F100は100席クラスのリージョナルジェットとして、オーストラリアの国内線で長く活躍してきた機種です。過去にはアメリカン航空とオーストリア航空で計32年活躍しました。今回のVH-NPUは、カンタスリンクのネットワーク・アビエーションで運航されていた機体で、愛称の「Meekatharra」は西オーストラリア州の町の名前に由来します。

実は2026年2月にも、別のカンタスリンクF100「VH-NHO」がHARSの別の拠点パークス航空博物館へ寄贈されています。つまり今回のVH-NPUは、HARSに保存される2機目のカンタスリンクF100となります。

HARSへF100を移送したパイロットチーム Qantas

私自身、これまでHARSを訪問し、数多くの貴重な航空機を間近で見てきました。HARSの魅力は、単に古い航空機を並べているだけではなく、ボランティアを中心に機体を保存・修復し、飛行させることまで行い、その背景にあるオーストラリア航空史まで伝えているところにあります。

B747-400に続く大型民間機の充実

特に印象に残っているのが、カンタス航空のB747-400「VH-OJA」です。2015年にカンタスからHARSへ寄贈された機体で、現在では同館を代表する展示機の一つとなっています。

HARSのQantas B747-400

そして現在、もう一つ大きなプロジェクトが進んでいます。それが、俳優ジョン・トラボルタ氏から寄贈された元カンタスのB707-138Bです。
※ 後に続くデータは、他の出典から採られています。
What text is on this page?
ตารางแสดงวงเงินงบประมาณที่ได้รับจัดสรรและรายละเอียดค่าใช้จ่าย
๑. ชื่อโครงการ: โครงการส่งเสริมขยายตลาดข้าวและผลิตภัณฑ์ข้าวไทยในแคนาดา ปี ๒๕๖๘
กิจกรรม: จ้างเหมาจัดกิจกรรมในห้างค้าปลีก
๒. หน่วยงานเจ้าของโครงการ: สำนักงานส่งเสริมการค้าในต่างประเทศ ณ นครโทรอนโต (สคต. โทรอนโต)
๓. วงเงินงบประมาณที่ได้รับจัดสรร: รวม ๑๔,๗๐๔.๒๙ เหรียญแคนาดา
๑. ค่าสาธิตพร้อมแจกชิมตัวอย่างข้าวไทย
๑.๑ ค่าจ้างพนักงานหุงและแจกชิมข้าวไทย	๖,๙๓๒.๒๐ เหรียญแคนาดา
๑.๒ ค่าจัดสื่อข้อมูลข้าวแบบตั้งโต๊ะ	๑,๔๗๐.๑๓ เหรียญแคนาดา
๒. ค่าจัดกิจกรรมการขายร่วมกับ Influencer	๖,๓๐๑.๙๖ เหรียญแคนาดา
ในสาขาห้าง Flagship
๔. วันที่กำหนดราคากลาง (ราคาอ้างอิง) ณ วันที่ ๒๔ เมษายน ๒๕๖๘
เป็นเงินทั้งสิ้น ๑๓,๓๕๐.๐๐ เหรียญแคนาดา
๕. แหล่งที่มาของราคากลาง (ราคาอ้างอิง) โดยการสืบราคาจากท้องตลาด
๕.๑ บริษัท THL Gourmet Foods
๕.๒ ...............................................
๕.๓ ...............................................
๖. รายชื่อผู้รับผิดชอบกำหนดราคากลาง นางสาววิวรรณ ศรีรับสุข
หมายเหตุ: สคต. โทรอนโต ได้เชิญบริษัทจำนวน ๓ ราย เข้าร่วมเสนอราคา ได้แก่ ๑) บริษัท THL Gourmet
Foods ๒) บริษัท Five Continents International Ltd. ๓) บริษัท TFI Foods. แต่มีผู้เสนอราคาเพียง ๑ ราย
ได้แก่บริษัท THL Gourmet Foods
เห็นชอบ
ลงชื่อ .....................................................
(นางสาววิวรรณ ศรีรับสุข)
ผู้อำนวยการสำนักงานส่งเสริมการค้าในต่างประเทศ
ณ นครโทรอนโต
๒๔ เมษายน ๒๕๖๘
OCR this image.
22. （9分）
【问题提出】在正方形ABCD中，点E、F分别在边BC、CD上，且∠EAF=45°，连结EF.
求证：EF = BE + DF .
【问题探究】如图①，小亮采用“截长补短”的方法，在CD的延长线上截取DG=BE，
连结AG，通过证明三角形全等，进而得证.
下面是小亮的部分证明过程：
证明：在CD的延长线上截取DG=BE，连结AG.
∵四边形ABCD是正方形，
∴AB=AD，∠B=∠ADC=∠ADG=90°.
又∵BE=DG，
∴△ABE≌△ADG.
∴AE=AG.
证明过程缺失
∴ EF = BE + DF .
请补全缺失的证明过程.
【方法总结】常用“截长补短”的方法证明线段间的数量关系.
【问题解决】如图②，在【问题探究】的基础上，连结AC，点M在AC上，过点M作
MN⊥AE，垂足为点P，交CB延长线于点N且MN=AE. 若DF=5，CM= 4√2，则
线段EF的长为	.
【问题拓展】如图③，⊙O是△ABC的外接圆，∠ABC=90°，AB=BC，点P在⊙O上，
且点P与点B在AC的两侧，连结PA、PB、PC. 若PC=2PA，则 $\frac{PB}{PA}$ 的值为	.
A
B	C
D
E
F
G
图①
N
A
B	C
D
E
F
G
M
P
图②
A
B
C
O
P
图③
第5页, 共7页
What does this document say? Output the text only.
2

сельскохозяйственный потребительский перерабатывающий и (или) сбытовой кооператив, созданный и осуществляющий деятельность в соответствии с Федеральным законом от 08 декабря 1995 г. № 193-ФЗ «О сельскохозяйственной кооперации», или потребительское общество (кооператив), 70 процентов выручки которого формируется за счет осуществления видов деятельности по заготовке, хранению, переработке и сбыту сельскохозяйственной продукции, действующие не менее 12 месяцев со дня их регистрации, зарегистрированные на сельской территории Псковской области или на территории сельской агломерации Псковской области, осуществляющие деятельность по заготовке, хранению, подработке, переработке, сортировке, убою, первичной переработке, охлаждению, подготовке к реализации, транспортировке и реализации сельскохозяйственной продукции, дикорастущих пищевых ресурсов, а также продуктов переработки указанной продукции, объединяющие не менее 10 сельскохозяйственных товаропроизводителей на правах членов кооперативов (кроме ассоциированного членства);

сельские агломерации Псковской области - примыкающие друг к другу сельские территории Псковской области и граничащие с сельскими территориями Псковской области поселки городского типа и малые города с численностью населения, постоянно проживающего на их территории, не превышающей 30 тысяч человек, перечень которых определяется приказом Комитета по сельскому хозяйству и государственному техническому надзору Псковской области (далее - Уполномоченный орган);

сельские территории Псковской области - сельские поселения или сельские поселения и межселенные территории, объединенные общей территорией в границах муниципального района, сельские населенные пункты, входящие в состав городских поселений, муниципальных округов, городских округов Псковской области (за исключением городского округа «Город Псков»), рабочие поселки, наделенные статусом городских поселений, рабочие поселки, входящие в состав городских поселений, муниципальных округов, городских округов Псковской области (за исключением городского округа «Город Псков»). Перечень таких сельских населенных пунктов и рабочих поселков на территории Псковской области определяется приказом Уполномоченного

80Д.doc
この機体は1964年にカンタスへ引き渡された、カンタス専用仕様のB707で、13機製造された同型機の最後の1機です。トラボルタ氏が長年所有し、カンタスのカラーに塗装されていたことでも知られています。

現在はオーストラリアに到着しており、HARSで再組み立てに向けた作業が進められています。

HARSの入り口付近

F100が加わり、さらに楽しみなHARS

B747-400、そしてジョン・トラボルタのB707。そこへ今回、カンタスリンクのF100が加わることで、HARSの民間航空機展示はさらに厚みを増すことになります。

B707がカンタスの「ジェット時代の幕開け」を象徴する機体なら、B747-400は大型国際線時代、そしてF100はオーストラリアの地域航空を支えた機体です。それぞれ異なる時代を代表する機体が並ぶことは、カンタス航空だけでなく、オーストラリアの民間航空の歩みを知るうえでも非常に興味深い展示になるでしょう。

過去に実際に訪れてカンタス航空のホームページで紹介したHARSだけに、今回のF100の仲間入りは私にとっても嬉しいニュースです。皆さんも訪問もお勧めします。